Reported by Star-Bulletin staff & wire

Tuesday, May 16, 2000

Murdock's offer extended to Friday

David H. Murdock's Flexi-Van Leasing Inc. has extended until Friday its offer to acquire the 73 percent of Castle & Cooke Inc.'s shares it doesn't already own. The offer of $17 a share, made March 29 by Murdock, who is chairman of both Flexi-Van and Castle & Cooke, was to have expired yesterday. The stock closed today at $17.62. Murdock said a special committee of independent directors of Castle & Cooke, set up to examine the offer, asked for more time.

The committee now has until the end of the business day Friday to express its opinion. Castle & Cooke, founded in Hawaii but now based in Los Angeles, owns resorts on Lanai and builds homes in Hawaii and on the mainland.

Hawaiian Air pays $67,018 EPA fine

Hawaiian Airlines Inc. has agreed to pay a penalty of $67,018 for violating toxic waste rules in its operations at Honolulu Airport, said the Environmental Protection Agency's regional office in San Francisco. Based on an EPA inspection last year, Hawaiian was cited for operating a hazardous waste storage facility without a permit, as well as for inadequate oversight and management of hazardous wastes such as paint solvents. Hawaiian has since corrected the violations and is now in compliance with the law, the EPA said.

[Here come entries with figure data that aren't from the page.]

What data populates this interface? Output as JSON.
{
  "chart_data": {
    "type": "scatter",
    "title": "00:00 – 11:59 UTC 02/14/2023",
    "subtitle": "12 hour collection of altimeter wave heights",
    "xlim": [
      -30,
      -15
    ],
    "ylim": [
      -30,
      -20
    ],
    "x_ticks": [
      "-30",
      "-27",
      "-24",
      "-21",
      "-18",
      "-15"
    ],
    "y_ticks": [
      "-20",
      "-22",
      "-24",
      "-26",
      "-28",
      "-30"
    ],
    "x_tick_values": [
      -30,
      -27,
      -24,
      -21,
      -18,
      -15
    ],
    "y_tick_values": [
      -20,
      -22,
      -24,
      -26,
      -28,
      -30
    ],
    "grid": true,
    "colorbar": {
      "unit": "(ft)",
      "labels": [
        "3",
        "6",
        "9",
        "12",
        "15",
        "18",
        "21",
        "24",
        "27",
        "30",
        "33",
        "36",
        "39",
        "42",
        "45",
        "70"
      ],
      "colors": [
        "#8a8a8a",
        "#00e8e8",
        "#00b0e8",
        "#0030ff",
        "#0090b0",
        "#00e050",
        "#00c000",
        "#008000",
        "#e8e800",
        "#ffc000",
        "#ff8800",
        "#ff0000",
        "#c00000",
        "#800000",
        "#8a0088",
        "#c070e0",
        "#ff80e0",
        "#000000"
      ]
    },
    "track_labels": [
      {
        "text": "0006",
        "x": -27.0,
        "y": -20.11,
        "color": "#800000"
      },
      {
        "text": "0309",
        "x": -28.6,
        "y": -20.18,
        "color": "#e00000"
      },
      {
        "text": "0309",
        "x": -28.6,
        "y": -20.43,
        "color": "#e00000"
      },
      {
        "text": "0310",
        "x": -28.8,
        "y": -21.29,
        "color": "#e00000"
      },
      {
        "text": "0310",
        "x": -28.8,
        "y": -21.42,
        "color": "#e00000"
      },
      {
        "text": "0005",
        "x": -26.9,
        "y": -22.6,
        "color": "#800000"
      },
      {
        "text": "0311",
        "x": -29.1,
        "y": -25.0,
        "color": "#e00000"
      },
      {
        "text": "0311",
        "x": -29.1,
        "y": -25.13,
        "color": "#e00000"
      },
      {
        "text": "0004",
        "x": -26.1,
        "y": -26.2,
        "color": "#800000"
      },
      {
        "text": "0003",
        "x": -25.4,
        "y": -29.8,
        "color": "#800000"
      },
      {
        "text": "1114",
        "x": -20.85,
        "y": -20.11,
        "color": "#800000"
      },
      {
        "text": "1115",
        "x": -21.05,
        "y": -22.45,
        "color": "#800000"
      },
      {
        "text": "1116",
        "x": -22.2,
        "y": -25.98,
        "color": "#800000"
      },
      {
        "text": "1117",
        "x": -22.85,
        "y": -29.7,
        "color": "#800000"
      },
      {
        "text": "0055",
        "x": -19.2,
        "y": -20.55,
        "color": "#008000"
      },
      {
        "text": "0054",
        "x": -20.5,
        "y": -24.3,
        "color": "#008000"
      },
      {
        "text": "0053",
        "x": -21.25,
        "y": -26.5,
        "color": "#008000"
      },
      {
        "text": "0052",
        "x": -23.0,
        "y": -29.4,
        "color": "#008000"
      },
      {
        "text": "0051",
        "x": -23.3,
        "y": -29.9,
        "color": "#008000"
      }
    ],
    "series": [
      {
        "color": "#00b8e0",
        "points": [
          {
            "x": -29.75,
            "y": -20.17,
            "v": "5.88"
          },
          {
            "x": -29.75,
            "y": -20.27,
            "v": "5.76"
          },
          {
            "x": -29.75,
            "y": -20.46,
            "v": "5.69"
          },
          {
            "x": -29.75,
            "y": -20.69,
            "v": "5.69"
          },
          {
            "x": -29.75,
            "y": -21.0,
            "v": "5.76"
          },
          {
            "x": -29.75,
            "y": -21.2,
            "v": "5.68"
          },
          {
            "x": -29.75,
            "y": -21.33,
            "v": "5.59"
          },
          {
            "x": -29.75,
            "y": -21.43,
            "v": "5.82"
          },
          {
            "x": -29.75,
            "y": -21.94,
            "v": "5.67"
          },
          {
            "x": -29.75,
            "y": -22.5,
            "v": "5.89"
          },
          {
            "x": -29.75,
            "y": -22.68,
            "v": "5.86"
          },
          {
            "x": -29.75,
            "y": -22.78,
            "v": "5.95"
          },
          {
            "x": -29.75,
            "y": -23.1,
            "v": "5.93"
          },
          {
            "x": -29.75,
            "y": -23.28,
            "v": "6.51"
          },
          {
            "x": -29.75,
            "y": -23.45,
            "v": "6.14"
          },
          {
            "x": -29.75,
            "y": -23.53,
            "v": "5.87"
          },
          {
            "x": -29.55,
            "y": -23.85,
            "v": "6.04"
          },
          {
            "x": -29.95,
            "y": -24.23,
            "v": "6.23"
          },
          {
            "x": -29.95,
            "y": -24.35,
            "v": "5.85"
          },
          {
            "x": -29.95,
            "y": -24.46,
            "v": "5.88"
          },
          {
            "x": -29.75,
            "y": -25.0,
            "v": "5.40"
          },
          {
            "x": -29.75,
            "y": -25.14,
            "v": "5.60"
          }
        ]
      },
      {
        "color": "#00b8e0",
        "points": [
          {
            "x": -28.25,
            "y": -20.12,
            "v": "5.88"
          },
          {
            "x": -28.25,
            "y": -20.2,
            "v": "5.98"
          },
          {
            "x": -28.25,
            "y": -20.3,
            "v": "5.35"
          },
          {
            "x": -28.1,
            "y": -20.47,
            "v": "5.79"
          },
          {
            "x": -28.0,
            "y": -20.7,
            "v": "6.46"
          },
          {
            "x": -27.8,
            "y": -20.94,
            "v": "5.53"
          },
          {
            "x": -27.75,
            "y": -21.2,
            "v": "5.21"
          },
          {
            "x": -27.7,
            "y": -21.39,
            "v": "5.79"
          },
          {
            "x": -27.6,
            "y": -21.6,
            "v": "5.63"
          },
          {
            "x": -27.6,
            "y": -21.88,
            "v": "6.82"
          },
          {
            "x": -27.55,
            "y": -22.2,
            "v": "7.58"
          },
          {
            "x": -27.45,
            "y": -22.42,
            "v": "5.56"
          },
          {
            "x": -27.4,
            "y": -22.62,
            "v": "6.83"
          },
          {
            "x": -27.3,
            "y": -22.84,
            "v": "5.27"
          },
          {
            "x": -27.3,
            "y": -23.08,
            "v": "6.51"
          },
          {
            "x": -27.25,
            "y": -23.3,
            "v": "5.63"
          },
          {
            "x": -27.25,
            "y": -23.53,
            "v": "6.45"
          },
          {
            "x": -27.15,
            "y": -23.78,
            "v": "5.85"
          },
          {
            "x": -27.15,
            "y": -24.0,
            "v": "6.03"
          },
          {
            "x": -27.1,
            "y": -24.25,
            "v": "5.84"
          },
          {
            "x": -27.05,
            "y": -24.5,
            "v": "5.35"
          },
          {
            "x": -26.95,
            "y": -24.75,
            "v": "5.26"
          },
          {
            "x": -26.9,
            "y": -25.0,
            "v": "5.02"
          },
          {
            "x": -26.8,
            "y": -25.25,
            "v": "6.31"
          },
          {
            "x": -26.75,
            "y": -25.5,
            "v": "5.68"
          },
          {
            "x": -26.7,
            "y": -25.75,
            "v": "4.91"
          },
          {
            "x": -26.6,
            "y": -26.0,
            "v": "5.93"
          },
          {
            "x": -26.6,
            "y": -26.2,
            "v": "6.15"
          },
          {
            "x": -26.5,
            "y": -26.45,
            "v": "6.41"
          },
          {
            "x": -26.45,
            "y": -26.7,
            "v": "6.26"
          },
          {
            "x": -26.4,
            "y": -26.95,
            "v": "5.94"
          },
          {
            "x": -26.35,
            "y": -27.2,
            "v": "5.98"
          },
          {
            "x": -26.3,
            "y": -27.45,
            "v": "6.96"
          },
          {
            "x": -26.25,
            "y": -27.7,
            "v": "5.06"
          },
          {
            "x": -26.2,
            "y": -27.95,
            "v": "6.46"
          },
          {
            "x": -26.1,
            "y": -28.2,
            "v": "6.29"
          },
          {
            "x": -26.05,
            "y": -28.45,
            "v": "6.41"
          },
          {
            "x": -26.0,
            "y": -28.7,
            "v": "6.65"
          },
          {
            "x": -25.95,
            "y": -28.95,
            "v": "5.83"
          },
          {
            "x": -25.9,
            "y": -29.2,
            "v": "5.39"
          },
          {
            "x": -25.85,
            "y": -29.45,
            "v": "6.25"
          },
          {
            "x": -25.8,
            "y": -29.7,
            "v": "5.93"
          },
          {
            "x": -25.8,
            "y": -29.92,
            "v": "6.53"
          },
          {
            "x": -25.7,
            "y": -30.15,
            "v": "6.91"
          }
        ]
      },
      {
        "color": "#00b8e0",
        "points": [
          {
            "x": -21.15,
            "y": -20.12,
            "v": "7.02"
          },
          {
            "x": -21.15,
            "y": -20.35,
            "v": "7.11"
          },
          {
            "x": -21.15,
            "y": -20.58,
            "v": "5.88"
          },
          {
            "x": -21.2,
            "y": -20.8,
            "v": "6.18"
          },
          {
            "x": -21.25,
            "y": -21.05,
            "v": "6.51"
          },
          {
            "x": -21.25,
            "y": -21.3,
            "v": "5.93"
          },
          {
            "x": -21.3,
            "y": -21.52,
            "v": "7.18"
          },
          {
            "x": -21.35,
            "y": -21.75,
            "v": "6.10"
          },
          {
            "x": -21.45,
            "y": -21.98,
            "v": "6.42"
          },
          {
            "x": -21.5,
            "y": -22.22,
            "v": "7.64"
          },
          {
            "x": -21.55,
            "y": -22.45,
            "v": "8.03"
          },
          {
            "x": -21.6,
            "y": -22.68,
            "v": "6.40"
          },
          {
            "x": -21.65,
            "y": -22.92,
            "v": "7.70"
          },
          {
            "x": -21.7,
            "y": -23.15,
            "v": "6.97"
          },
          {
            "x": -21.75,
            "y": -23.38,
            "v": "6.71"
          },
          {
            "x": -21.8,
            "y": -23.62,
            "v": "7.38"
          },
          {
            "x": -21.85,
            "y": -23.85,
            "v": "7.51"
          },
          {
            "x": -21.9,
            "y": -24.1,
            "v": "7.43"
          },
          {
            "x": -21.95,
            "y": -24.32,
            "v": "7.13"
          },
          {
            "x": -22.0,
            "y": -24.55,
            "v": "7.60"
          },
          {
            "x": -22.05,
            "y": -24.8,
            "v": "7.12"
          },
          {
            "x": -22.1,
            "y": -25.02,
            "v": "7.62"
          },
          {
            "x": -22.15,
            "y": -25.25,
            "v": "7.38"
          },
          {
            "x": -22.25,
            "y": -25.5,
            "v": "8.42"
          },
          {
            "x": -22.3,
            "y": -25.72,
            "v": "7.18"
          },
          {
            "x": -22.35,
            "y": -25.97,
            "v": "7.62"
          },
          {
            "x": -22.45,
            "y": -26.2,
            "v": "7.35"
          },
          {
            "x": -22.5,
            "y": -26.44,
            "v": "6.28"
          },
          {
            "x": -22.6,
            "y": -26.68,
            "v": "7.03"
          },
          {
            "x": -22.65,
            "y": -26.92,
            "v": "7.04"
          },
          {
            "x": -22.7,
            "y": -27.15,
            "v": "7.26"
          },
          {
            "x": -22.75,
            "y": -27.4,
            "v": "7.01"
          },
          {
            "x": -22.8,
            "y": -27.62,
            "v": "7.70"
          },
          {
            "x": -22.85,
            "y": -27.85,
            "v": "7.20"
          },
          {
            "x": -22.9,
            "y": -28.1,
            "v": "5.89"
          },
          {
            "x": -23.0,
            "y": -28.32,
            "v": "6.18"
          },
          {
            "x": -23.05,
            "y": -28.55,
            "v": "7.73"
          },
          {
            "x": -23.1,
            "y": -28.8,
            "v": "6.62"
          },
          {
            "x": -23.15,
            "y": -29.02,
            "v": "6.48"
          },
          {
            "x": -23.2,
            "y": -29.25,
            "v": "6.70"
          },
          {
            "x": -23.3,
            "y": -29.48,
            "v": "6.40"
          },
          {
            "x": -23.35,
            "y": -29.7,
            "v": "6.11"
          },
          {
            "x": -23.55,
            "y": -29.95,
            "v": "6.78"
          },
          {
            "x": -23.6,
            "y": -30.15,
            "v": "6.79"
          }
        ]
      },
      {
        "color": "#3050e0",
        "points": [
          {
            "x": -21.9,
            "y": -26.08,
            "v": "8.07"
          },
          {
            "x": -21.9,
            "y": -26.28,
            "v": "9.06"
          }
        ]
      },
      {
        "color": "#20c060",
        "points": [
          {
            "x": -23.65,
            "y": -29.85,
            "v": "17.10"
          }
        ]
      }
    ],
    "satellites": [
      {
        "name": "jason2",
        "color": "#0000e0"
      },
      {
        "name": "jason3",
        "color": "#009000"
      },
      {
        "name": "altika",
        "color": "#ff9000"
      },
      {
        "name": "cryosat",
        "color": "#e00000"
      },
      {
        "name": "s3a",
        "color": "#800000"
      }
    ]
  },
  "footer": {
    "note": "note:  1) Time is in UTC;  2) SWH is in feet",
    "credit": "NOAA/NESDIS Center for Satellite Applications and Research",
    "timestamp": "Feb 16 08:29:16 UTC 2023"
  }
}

United to hire pilots to ease shortage

CHICAGO -- United Airlines says it's hiring more pilots and "fine-tuning" its flight schedule to compensate for a continuing shortage of crews that has forced a series of cancellations.

The world's largest airline said it canceled 48 flights this morning due to a pilot shortage that the pilots' union blames on United's staffing practices. Yesterday, 42 of its 141 cancellations were attributed to crew shortages, the rest to bad weather. Some pilots have declined to work overtime, upset at what they say is the airline's failure to hire more pilots, according to the Air Line Pilots Association. Union spokesman Herb Hunter, denied any job action was being encouraged by the union.